I know I keep promising recipes, and I keep not delivering.
I just don't feel inspired, and inspiration is important when it comes to creativity.
Are you wondering just how much creativity is needed to write out a recipe?
Well, I am not inspired to explain it.
I want to get all sassy here and say..."hey, this is my blog and I am gonna write about what I want to write about and you can come here or not, and you will get your stinkin' recipe when I am good and ready to write it."
But, the truth is I have an insecurity issue and haven't gotten past that to share yet.
I start looking at recipes and then changing them to better suit what I want for my healthy eating goals and start thinking that maybe I am way more strict on those things than many other people and will anyone really even take the time to make this altered recipe, so why am I wasting my time creatively writing things out?
And then I also think....it is a cookie, why does it even need to be healthier??
Does it really need wheat flour in it, since it is a treat?
We just really love sweets around here and I know how my little family will consume them, so it makes me want to make it healthier.
I really want that for you too....is that so wrong of me?
I know everyone is not at the same place in their life and I hate to be the crazy lecture lady who people whisper about and don't want to spend time with because they think I pick apart their choices and condemn them.
I don't do that. I truly make an effort not to be that kind of girl.
Now I may try to give you some info to hopefully sway you toward what may seem a better choice....oh yes, I will definitely do that!!!
But condemn?
No way, because I have been where I used to be, and now I am not.
As I know more, I am gonna grow more.
That said, knowledge is power and part of the reason I started this blog was to help impart knowledge in a gentle, easy to manage way.

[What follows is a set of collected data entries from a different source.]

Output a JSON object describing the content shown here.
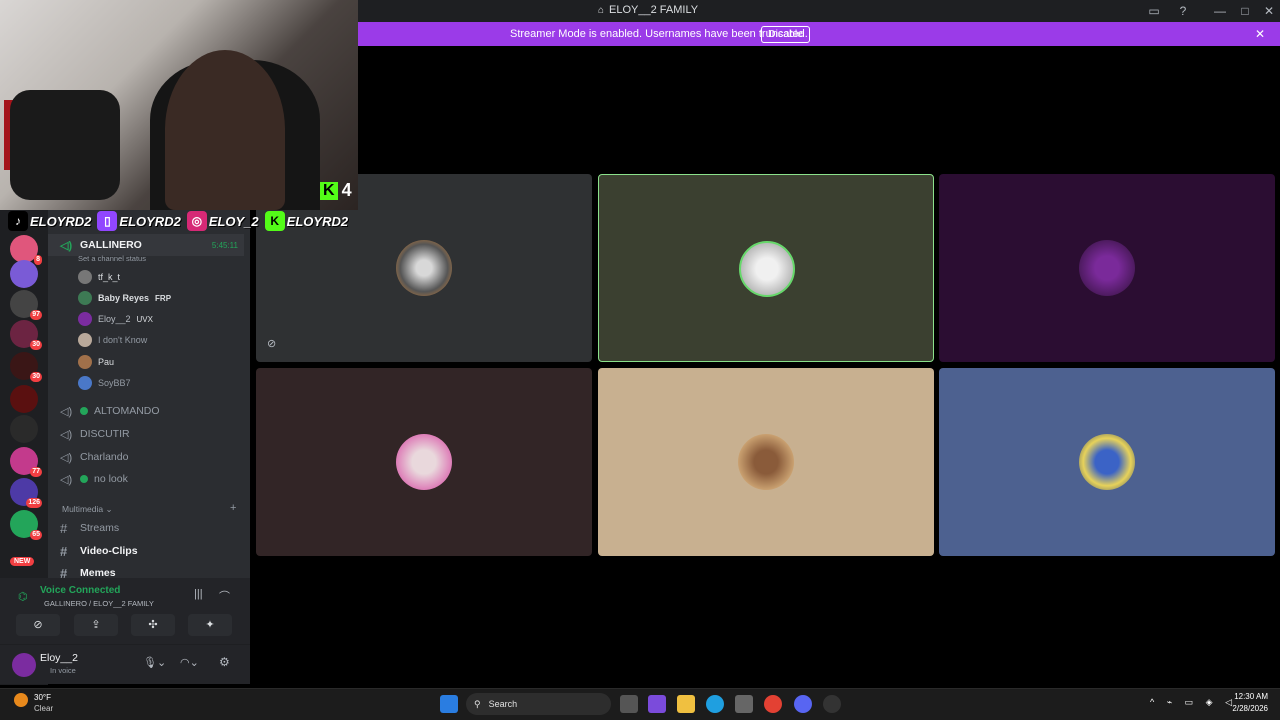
{
  "window": {
    "title": "ELOY__2 FAMILY"
  },
  "banner": {
    "text": "Streamer Mode is enabled. Usernames have been truncated.",
    "button": "Disable"
  },
  "overlay": {
    "viewer_count": "4",
    "socials": [
      "ELOYRD2",
      "ELOYRD2",
      "ELOY_2",
      "ELOYRD2"
    ]
  },
  "server_badges": [
    "8",
    "97",
    "30",
    "30",
    "77",
    "126",
    "65"
  ],
  "new_badge": "NEW",
  "active_channel": {
    "name": "GALLINERO",
    "timer": "5:45:11",
    "status_placeholder": "Set a channel status",
    "members": [
      {
        "name": "tf_k_t",
        "tag": ""
      },
      {
        "name": "Baby Reyes",
        "tag": "FRP"
      },
      {
        "name": "Eloy__2",
        "tag": "UVX"
      },
      {
        "name": "I don't Know",
        "tag": ""
      },
      {
        "name": "Pau",
        "tag": ""
      },
      {
        "name": "SoyBB7",
        "tag": ""
      }
    ]
  },
  "voice_channels": [
    "ALTOMANDO",
    "DISCUTIR",
    "Charlando",
    "no look"
  ],
  "category": "Multimedia",
  "text_channels": [
    "Streams",
    "Video-Clips",
    "Memes"
  ],
  "voice_status": {
    "label": "Voice Connected",
    "location": "GALLINERO / ELOY__2 FAMILY"
  },
  "user": {
    "name": "Eloy__2",
    "status": "In voice"
  },
  "taskbar": {
    "weather_temp": "30°F",
    "weather_desc": "Clear",
    "search_placeholder": "Search",
    "time": "12:30 AM",
    "date": "2/28/2026"
  }
}
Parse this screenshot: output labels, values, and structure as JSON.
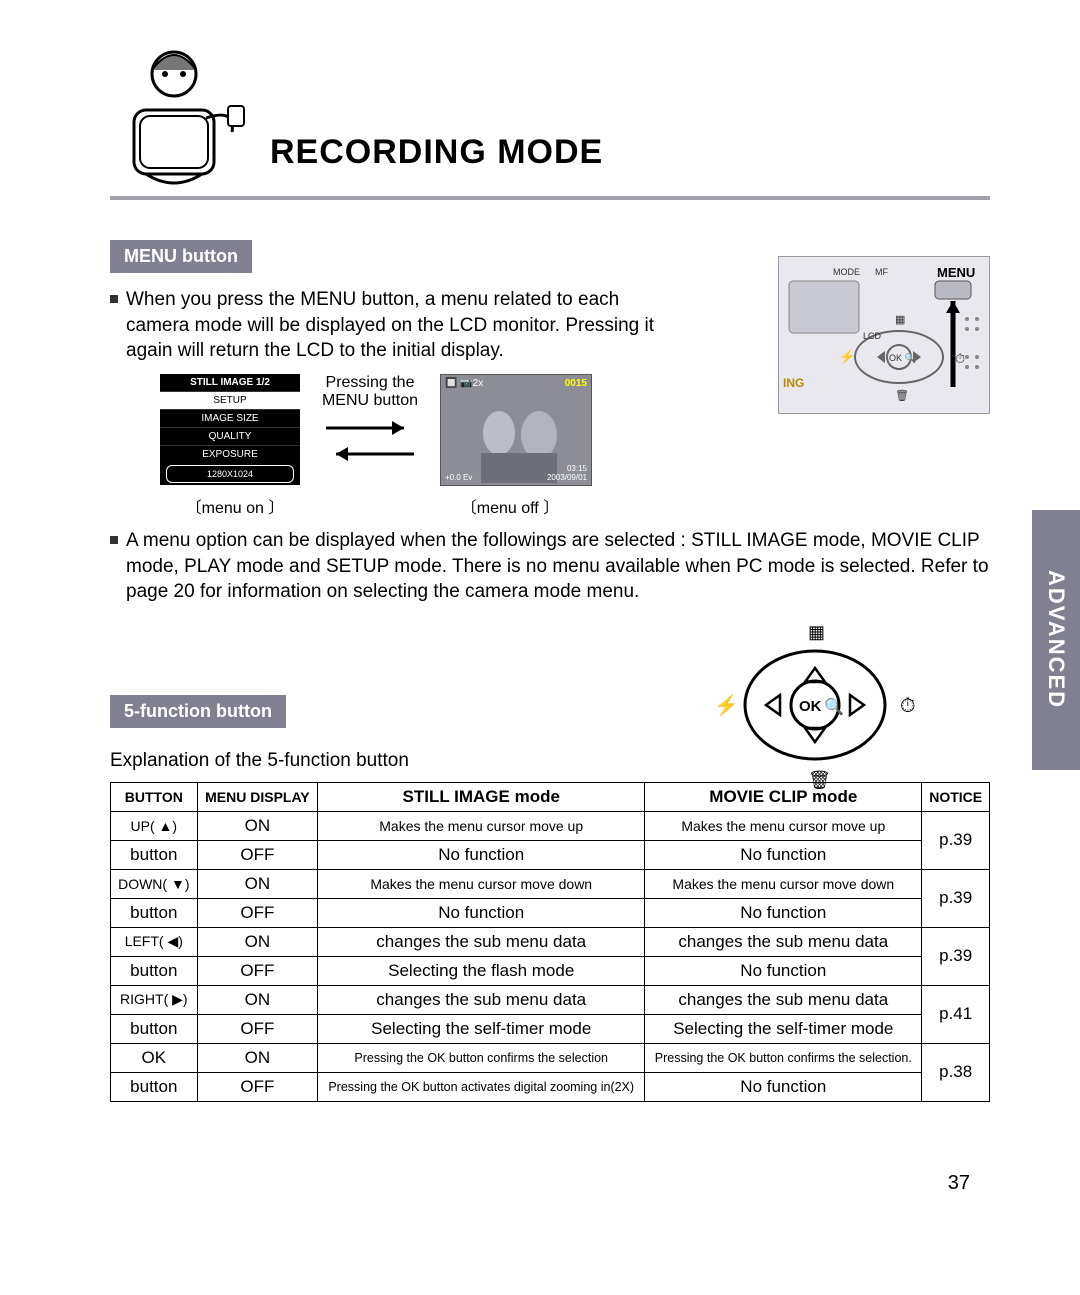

And one of the main ways I set out to accomplish that, is to make good food and recipe choices to share.
Then I go and start doubting myself and get all defensive and feel like I have to explain my position and say things like...
Do I always, 100% of the time choose the best options for myself and my family???
No, of course not!
In fact I will tell ya right now, on my birthday I fixed chicken nuggets and fries for my family for supper.
Yes I did.
I do this so rarely and therefore have few regrets about it.
I thoughtfully read the labels on the products I bought, carefully checking to be sure that they did not contain anything from my naughty list.
I didn't take the time to think ahead about my family this day and fell short on dinner prep.
I am not gonna beat myself up for this...it was my birthday after all.
Now back to the other hand again, I do have my absolutes.
For instance...
I was so angry last night when that "full of hope" little McDonald's commercial came on. The one about how they donate a portion of the sale of every happy meal to the Ronald McDonald House Charity.
The tiny little fine print at the bottom which flashes quickly lets you know that it is 1 cent per meal.
Ok, fine...they sell a lot of meals and that will surely add up to contribute to a very good cause, that is not what I have a problem with.
Here is my issue.
The ingredients in those meals!
Here is a really concise blog article on this particular topic.
I just have to wonder how much of what is in there is contributing toward hospital stays, and how much less would we need hospitals should we make better food choices??
Better food choices MOST of the time.
Thoughtful food choices.
Gaining knowledge and changing our habits food choices.
Knowing better and choosing to do something about it, choices.
Oh GOOD GRIEF!!!!
I came here today to write about a particular plant in my back yard and got all soap box on you.
I don't apologize for it though.
I was inspired by that commercial.
And ya know what???
I am gonna stop apologizing for trying to do better and in turn sharing that with you.
I am gonna be okay with healthifying my recipes and realize that there are plenty of places for you to go for the alternative to that.
I am not really sure why I suffer such grief about this anyway.
Yes, I do!
It is because it is important to me.
It is because I hope that someone who accidentally stumbles across my words will find something good there whether it be a cookie or a main dish.
And ya know what???
Right here I am gonna put a link to the recipe which also helped to inspire this post.
The recipe which is totally killer in its own right.
The recipe which I have now made 5 times changing and altering to give it a healthy twist that still delivers a cookie worth drooling over.
And on Monday, inspired or not, should time allow it...I am gonna share the version I have been working on despite my insecurities and doubts.